Jesús atravesaba unos sembrados y era un día sábado. Como sus discípulos sintieron hambre, comenzaron a arrancar y a comer las espigas.
Al ver esto, los fariseos le dijeron: «Mira que tus discípulos hacen lo que no está permitido en sábado.»
Pero él les respondió: «¿No han leído lo que hizo David, cuando él y sus compañeros tuvieron hambre, cómo entró en la Casa de Dios y comieron los panes de la ofrenda, que no les estaba permitido comer ni a él ni a sus compañeros, sino solamente a los sacerdotes?
¿Y no han leído también en la Ley, que los sacerdotes, en el Templo, violan el descanso del sábado, sin incurrir en falta?

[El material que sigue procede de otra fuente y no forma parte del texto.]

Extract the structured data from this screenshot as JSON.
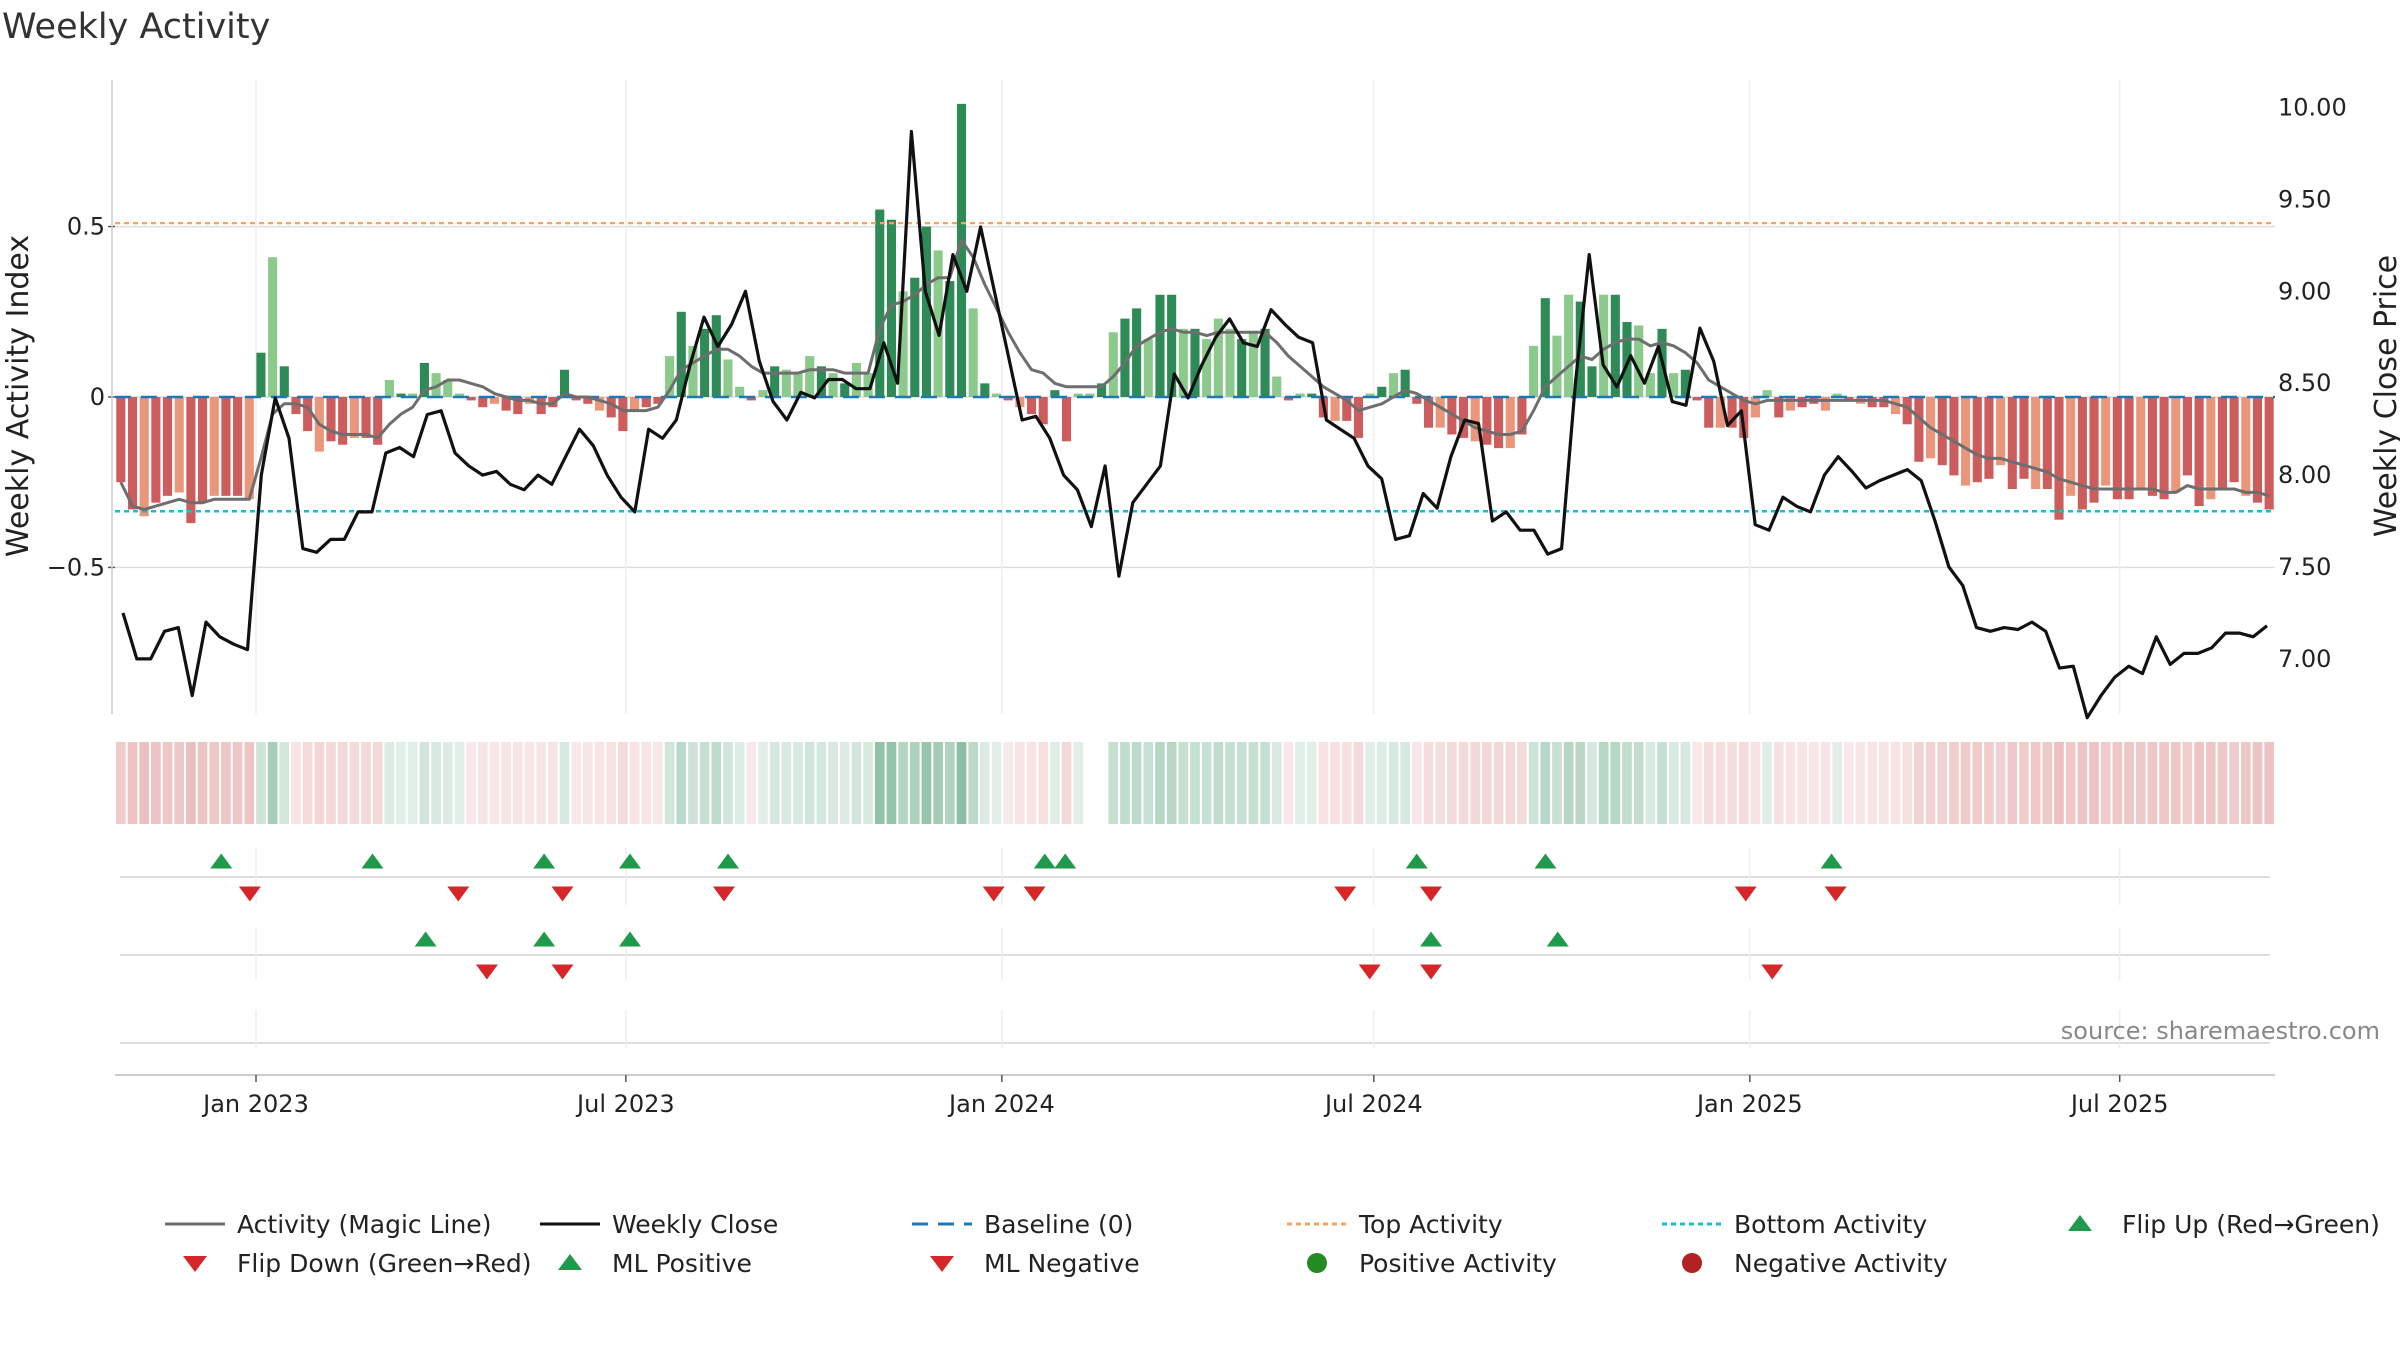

Ahora bien, yo les digo que aquí hay alguien más grande que el Templo. Si hubieran comprendido lo que significa: Yo quiero misericordia y no sacrificios, no condenarían a los inocentes. Porque el Hijo del hombre es dueño del sábado.»
Palabra del Señor
Comentario
Dice Algo del Evangelio de hoy: «Yo quiero misericordia y no sacrificios». Si comprendiéramos lo que significa esto, no condenaríamos ni para un lado ni para el otro. Creo que esto es a lo que nos invita Jesús hoy. ¡Cuidado con el fariseísmo que nos hace olvidar de lo más esencial! El fariseísmo es un virus escondido que se desparrama por todos lados, que no tiene fronteras, que de alguna manera tenemos todos o de alguna manera algún día nos contagiaremos. El fariseísmo me parece que puede tomar –para simplificarlo– dos formas: por un lado, la «rigidez extrema» que es la que más conocemos, la que más está difundida, pero también me animo a sumar otra que yo le llamaría «cualquierismo», porque de las dos maneras podemos caer en un cierto fariseísmo; o sea, en esa actitud de estar buscando, como decimos a veces, «la quinta pata al gato», buscando qué criticar, buscando qué ver en el otro, en los demás, qué ver en mi familia, qué ver en la Iglesia, en ese u otro sacerdote, en este que hizo esto o no hizo lo otro. Ese fariseísmo que puede llevar –como dije recién— a la «rigidez» de plantarse en una posición, de criticar, de juzgar continuamente, de mirar toda la realidad con mis anteojos y pensar que todo tiene que ser como pienso yo.
Jesús hoy calla a los fariseos de una manera admirable, les enseña a leer bien la Palabra de Dios; porque también la Palabra de Dios se puede interpretar para donde queremos, la puedo usar para mi provecho. De la Palabra de Dios puede salir cualquier otra cosa, menos la verdad; de hecho, las herejías surgieron de la Palabra de Dios, por no saber interpretarla.
Y para eso el Señor hoy nos deja el remedio de la misericordia: «Yo quiero misericordia y no sacrificios». ¿A qué se refiere Jesús? No se refiere a que no hagamos obras por amor –que eso sería un buen sacrificio—, sino que se está refiriendo a los sacrificios de animales que hacían los judíos y que creían que con eso agradaban a Dios, y por eso no hacía falta un corazón arrepentido; era algo meramente exterior. Para que el sacrificio exterior sea auténtico, siempre tiene que estar acompañado de lo espiritual, de lo interior, de la recta intención, o sea, Jesús no va en contra de la entrega amorosa que podemos hacer cada día, de lo que va en contra es de los «sepulcros blanqueados», de ese pensamiento de que nos vamos a salvar por hacer cosas que salen de nosotros, de nuestro propio esfuerzo, como un voluntarismo. Jesús quiere antes que nada la misericordia. Ese es el gran y verdadero sacrificio que nos exige: LA MISERICORDIA; la misericordia para con nosotros mismos, la misericordia para con los demás, para con todo lo que nos rodea, para la realidad. ¡Misericordia! ¡Misericordia! Pidamos eso hoy: ¡Tener misericordia! Hay una canción muy linda que recuerda unas palabras de santa Teresita. Dice: «Lo que agrada a Dios de mi pequeña alma es que ame mi pequeñez y mi pobreza, es la esperanza ciega que tengo en su misericordia». Te propongo que hoy todos pidamos esa gracia, la de la misericordia.